Veremos, à medida que avançamos, que Keynes usa a frase “eficiência marginal do capital”, em tantos sentidos diferentes, que se torna finalmente impossível segui-los. Vamos começar com sua primeira definição formal:
“A relação entre o rendimento prospectivo de um ativo de capital e seu preço de oferta ou custo de reposição, ou seja, a relação entre o rendimento prospectivo de mais uma unidade desse tipo de capital e o custo de produção dessa unidade, nos fornece a eficiência marginal do capital desse tipo. Mais precisamente, defino a eficiência marginal do capital como sendo igual àquela taxa de desconto que tornaria o valor presente da série de anuidades dadas pelos retornos esperados do capital-ativo durante sua vida igual ao seu preço de oferta. Isto dá-nos as eficiências marginais de determinados tipos de capital-ativos. A maior dessas eficiências marginais pode então ser considerada como a eficiência marginal do capital, em geral.

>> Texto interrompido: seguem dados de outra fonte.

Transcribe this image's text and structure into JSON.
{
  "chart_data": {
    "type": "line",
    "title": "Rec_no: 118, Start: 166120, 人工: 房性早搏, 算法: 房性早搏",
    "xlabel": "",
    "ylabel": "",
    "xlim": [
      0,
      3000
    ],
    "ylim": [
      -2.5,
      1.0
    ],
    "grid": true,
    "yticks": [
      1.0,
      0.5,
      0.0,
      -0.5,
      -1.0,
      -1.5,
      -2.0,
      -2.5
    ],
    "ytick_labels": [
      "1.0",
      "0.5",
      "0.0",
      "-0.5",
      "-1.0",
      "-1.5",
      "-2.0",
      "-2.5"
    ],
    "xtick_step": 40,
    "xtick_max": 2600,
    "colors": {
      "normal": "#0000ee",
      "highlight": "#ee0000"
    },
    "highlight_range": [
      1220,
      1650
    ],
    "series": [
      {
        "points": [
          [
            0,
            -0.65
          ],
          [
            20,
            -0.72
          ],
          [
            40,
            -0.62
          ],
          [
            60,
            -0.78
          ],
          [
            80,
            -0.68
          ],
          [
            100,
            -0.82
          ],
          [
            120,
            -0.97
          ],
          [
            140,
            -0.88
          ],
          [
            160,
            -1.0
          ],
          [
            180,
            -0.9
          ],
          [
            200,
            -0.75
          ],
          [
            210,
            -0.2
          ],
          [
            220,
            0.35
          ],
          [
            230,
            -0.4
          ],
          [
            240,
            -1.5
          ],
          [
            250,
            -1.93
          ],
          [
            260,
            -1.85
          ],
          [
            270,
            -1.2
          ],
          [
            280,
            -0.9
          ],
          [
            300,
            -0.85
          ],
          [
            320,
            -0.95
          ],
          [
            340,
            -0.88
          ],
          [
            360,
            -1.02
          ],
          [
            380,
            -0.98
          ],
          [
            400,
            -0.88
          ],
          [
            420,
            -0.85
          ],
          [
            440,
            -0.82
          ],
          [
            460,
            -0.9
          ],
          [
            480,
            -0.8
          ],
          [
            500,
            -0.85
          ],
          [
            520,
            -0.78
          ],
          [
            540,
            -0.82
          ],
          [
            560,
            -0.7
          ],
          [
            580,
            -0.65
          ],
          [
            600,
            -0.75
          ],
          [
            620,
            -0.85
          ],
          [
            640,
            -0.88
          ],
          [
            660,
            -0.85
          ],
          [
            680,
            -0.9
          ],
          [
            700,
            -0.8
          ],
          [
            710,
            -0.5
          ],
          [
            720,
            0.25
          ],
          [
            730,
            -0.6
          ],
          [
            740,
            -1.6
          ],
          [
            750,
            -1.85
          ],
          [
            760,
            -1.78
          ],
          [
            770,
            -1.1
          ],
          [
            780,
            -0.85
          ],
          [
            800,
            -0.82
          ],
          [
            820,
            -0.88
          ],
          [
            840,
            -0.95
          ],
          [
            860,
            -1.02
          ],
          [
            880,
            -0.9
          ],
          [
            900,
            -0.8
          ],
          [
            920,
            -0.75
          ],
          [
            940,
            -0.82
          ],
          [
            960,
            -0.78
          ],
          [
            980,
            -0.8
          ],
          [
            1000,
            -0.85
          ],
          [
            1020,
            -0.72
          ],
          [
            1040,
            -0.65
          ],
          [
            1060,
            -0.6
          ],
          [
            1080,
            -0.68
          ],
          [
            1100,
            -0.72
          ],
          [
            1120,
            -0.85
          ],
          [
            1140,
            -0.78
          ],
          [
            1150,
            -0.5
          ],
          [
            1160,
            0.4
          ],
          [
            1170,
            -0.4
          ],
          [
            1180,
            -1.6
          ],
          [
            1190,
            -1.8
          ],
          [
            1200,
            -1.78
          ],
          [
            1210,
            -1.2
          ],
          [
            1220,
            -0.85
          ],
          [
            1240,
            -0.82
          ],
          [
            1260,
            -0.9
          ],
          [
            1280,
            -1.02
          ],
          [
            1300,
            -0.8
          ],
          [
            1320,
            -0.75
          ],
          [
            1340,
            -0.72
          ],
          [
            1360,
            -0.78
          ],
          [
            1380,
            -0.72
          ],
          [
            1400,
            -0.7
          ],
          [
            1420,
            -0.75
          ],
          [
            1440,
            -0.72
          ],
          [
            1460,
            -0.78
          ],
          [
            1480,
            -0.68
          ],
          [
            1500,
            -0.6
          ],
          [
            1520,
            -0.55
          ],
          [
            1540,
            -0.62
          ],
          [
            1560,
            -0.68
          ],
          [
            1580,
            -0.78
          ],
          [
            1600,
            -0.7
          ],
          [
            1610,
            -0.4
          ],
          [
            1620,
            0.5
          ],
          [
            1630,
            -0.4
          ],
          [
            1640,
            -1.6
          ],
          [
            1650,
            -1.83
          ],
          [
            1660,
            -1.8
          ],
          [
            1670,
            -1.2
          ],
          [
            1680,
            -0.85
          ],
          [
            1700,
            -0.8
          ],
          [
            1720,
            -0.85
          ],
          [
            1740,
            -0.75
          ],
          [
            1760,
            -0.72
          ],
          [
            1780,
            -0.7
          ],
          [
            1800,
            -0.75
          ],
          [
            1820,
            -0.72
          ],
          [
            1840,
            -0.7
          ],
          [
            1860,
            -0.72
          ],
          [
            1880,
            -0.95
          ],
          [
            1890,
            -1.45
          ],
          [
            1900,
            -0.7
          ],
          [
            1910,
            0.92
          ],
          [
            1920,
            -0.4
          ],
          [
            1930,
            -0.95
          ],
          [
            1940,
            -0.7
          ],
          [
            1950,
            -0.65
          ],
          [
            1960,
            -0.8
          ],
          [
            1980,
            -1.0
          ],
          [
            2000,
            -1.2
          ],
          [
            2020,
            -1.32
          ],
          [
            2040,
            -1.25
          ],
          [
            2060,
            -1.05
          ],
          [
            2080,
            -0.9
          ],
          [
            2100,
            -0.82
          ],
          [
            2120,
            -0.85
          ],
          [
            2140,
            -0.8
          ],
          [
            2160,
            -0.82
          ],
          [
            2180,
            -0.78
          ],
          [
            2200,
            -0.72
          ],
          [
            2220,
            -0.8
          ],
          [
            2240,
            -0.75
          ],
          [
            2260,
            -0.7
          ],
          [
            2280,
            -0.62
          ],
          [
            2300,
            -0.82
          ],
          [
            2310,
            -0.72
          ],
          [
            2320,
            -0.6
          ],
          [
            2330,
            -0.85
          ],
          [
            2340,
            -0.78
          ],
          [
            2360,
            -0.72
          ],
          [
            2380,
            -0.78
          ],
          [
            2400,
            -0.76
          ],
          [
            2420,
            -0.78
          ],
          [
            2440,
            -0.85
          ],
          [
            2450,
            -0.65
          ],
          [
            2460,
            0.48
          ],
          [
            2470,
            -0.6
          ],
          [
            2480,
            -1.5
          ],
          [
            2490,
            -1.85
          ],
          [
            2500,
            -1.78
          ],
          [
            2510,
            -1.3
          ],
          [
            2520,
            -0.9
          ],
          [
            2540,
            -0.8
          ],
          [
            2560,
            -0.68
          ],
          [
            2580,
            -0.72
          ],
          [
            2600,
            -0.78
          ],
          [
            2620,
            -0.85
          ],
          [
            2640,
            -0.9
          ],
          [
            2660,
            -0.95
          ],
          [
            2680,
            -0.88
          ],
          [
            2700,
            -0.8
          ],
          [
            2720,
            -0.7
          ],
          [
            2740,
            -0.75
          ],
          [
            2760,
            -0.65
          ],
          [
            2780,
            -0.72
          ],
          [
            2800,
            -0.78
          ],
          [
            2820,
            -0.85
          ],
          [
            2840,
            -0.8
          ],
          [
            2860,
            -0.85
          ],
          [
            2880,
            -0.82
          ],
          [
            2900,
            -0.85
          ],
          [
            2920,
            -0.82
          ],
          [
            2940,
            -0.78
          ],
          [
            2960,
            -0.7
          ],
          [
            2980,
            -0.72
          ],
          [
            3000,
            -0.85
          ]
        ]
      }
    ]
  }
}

O leitor deve observar que a eficiência marginal do capital é aqui definida em termos da expectativa de rendimento e do preço de oferta atual do ativo capital. Depende da taxa de retorno que se espera obter do dinheiro se este for investido em um ativo recém-produzido…” (pp. 135-136).
Keynes prossegue dizendo que podemos construir uma “escala” da eficiência marginal do capital que podemos chamar alternativamente de escala de demanda de investimento, e que
“a taxa de investimento será empurrada até o ponto em que a eficiência marginal do capital em geral é igual à taxa de juros do mercado” (p. 136-137)

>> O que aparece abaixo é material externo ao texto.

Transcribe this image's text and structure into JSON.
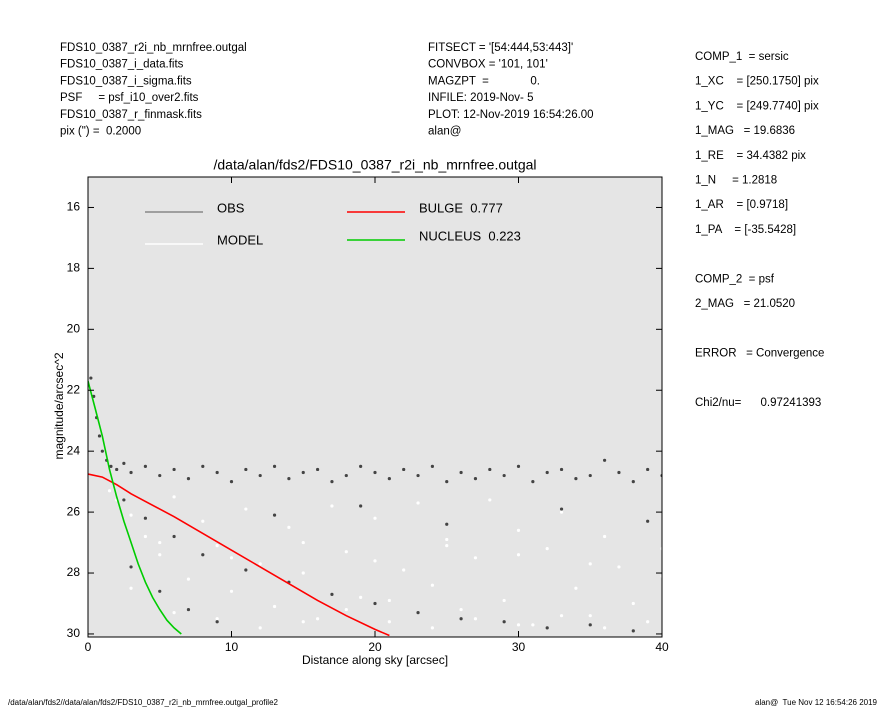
{
  "header": {
    "left": [
      "FDS10_0387_r2i_nb_mrnfree.outgal",
      "FDS10_0387_i_data.fits",
      "FDS10_0387_i_sigma.fits",
      "PSF     = psf_i10_over2.fits",
      "FDS10_0387_r_finmask.fits",
      "pix (\") =  0.2000"
    ],
    "center": [
      "FITSECT = '[54:444,53:443]'",
      "CONVBOX = '101, 101'",
      "MAGZPT  =             0.",
      "INFILE: 2019-Nov- 5",
      "PLOT: 12-Nov-2019 16:54:26.00",
      "alan@"
    ],
    "right": [
      "COMP_1  = sersic",
      "1_XC    = [250.1750] pix",
      "1_YC    = [249.7740] pix",
      "1_MAG   = 19.6836",
      "1_RE    = 34.4382 pix",
      "1_N     = 1.2818",
      "1_AR    = [0.9718]",
      "1_PA    = [-35.5428]",
      "",
      "COMP_2  = psf",
      "2_MAG   = 21.0520",
      "",
      "ERROR   = Convergence",
      "",
      "Chi2/nu=      0.97241393"
    ]
  },
  "footer": {
    "left": "/data/alan/fds2//data/alan/fds2/FDS10_0387_r2i_nb_mrnfree.outgal_profile2",
    "right": "alan@  Tue Nov 12 16:54:26 2019"
  },
  "chart_data": {
    "type": "scatter",
    "title": "/data/alan/fds2/FDS10_0387_r2i_nb_mrnfree.outgal",
    "x_label": "Distance along sky [arcsec]",
    "y_label": "magnitude/arcsec^2",
    "xlim": [
      0,
      40
    ],
    "ylim": [
      30.1,
      15
    ],
    "xticks": [
      0,
      10,
      20,
      30,
      40
    ],
    "yticks": [
      16,
      18,
      20,
      22,
      24,
      26,
      28,
      30
    ],
    "background": "#e5e5e5",
    "series": [
      {
        "name": "MODEL",
        "color": "#ffffff",
        "kind": "points",
        "x": [
          1.5,
          2,
          3,
          4,
          5,
          6,
          7,
          8,
          9,
          10,
          11,
          12,
          13,
          14,
          15,
          16,
          17,
          18,
          19,
          20,
          21,
          22,
          23,
          24,
          25,
          26,
          27,
          28,
          29,
          30,
          31,
          32,
          33,
          34,
          35,
          36,
          37,
          38,
          39,
          40,
          3,
          6,
          9,
          12,
          15,
          18,
          21,
          24,
          27,
          30,
          33,
          36,
          39,
          5,
          10,
          15,
          20,
          25,
          30,
          35,
          40
        ],
        "values": [
          25.3,
          25.6,
          26.1,
          26.8,
          27.4,
          25.5,
          28.2,
          26.3,
          27.1,
          28.6,
          25.9,
          27.7,
          29.1,
          26.5,
          28.0,
          29.5,
          25.8,
          27.3,
          28.8,
          26.2,
          29.6,
          27.9,
          25.7,
          28.4,
          26.9,
          29.2,
          27.5,
          25.6,
          28.9,
          26.6,
          29.7,
          27.2,
          26.0,
          28.5,
          29.4,
          26.8,
          27.8,
          29.0,
          26.3,
          28.1,
          28.5,
          29.3,
          29.5,
          29.8,
          29.6,
          29.2,
          28.9,
          29.8,
          29.5,
          29.7,
          29.4,
          29.8,
          29.6,
          27.0,
          27.5,
          27.0,
          27.6,
          27.1,
          27.4,
          27.7,
          27.2
        ]
      },
      {
        "name": "OBS",
        "color": "#444444",
        "kind": "points",
        "x": [
          0.2,
          0.4,
          0.6,
          0.8,
          1.0,
          1.3,
          1.6,
          2,
          2.5,
          3,
          4,
          5,
          6,
          7,
          8,
          9,
          10,
          11,
          12,
          13,
          14,
          15,
          16,
          17,
          18,
          19,
          20,
          21,
          22,
          23,
          24,
          25,
          26,
          27,
          28,
          29,
          30,
          31,
          32,
          33,
          34,
          35,
          36,
          37,
          38,
          39,
          40,
          2.5,
          4,
          6,
          8,
          11,
          14,
          17,
          20,
          23,
          26,
          29,
          32,
          35,
          38,
          3,
          5,
          7,
          9,
          13,
          19,
          25,
          33,
          39
        ],
        "values": [
          21.6,
          22.2,
          22.9,
          23.5,
          24.0,
          24.3,
          24.5,
          24.6,
          24.4,
          24.7,
          24.5,
          24.8,
          24.6,
          24.9,
          24.5,
          24.7,
          25.0,
          24.6,
          24.8,
          24.5,
          24.9,
          24.7,
          24.6,
          25.0,
          24.8,
          24.5,
          24.7,
          24.9,
          24.6,
          24.8,
          24.5,
          25.0,
          24.7,
          24.9,
          24.6,
          24.8,
          24.5,
          25.0,
          24.7,
          24.6,
          24.9,
          24.8,
          24.3,
          24.7,
          25.0,
          24.6,
          24.8,
          25.6,
          26.2,
          26.8,
          27.4,
          27.9,
          28.3,
          28.7,
          29.0,
          29.3,
          29.5,
          29.6,
          29.8,
          29.7,
          29.9,
          27.8,
          28.6,
          29.2,
          29.6,
          26.1,
          25.8,
          26.4,
          25.9,
          26.3
        ]
      },
      {
        "name": "BULGE  0.777",
        "color": "#ff0000",
        "kind": "line",
        "x": [
          0,
          1,
          2,
          3,
          4,
          5,
          6,
          8,
          10,
          12,
          14,
          16,
          18,
          20,
          21
        ],
        "values": [
          24.75,
          24.85,
          25.1,
          25.4,
          25.65,
          25.9,
          26.15,
          26.7,
          27.25,
          27.8,
          28.35,
          28.9,
          29.4,
          29.85,
          30.05
        ]
      },
      {
        "name": "NUCLEUS  0.223",
        "color": "#00cc00",
        "kind": "line",
        "x": [
          0,
          0.5,
          1,
          1.5,
          2,
          2.5,
          3,
          3.5,
          4,
          4.5,
          5,
          5.5,
          6,
          6.5
        ],
        "values": [
          21.7,
          22.6,
          23.5,
          24.6,
          25.5,
          26.3,
          27.0,
          27.7,
          28.3,
          28.8,
          29.2,
          29.55,
          29.8,
          30.0
        ]
      }
    ]
  }
}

Keynes pergunta em seguida como a sua própria definição de capital está relacionada com o uso comum.
“A Produtividade Marginal ou Rendimento ou Eficiência ou Utilidade do Capital são termos familiares que todos temos usado frequentemente” (p. 137). (Mas porque ele adota o mais vago deles?).
“Não é fácil pesquisar na literatura da economia [prossegue Keynes] encontrar uma declaração clara sobre o que os economistas habitualmente pretendem com estes termos. Há pelo menos três ambiguidades a esclarecer” (pp. 137-138)
É engraçado encontrar Keynes, o pai de tantas ambiguidades, tão persistentemente preocupado com as alegadas ambiguidades de outros.
“Há, para começar, a ambiguidade de saber se estamos preocupados com o incremento de produto físico por unidade de tempo devido ao emprego de mais uma unidade física de capital, ou com o incremento de valor devido ao emprego de mais uma unidade de valor de capital. A primeira envolve dificuldades quanto à definição da unidade física do capital, que considero insolúvel e desnecessária. Naturalmente, é possível dizer que dez trabalhadores levantarão mais trigo de uma determinada área quando estiverem em condições de fazer uso de certas máquinas adicionais; mas não conheço nenhum meio de reduzir isso a uma relação aritmética inteligível que não traga valores” (p. 138)
Tudo isto é inteiramente verdade. Mas é estranho vir do prolixo e adepto das “unidades salariais”. Na própria definição de Keynes, como vimos, estas são medidas em proporção à remuneração; portanto, não são unidades “reais” ou unidades de “emprego”, mas unidades de valor monetário. Se, ao oferecer a ilustração acima, Keynes tivesse lembrado que também é possível dizer que cinco trabalhadores qualificados ou eficientes vão levantar tanto trigo de uma determinada área quanto dez trabalhadores não qualificados, ou ineficientes, ele também teria visto que não há nenhuma maneira inteligível de medir “unidades salariais” que não tragam valores. Por que Keynes foi muito mais agudo em detectar as ambiguidades de outros escritores do que em detectar as suas próprias ambiguidades?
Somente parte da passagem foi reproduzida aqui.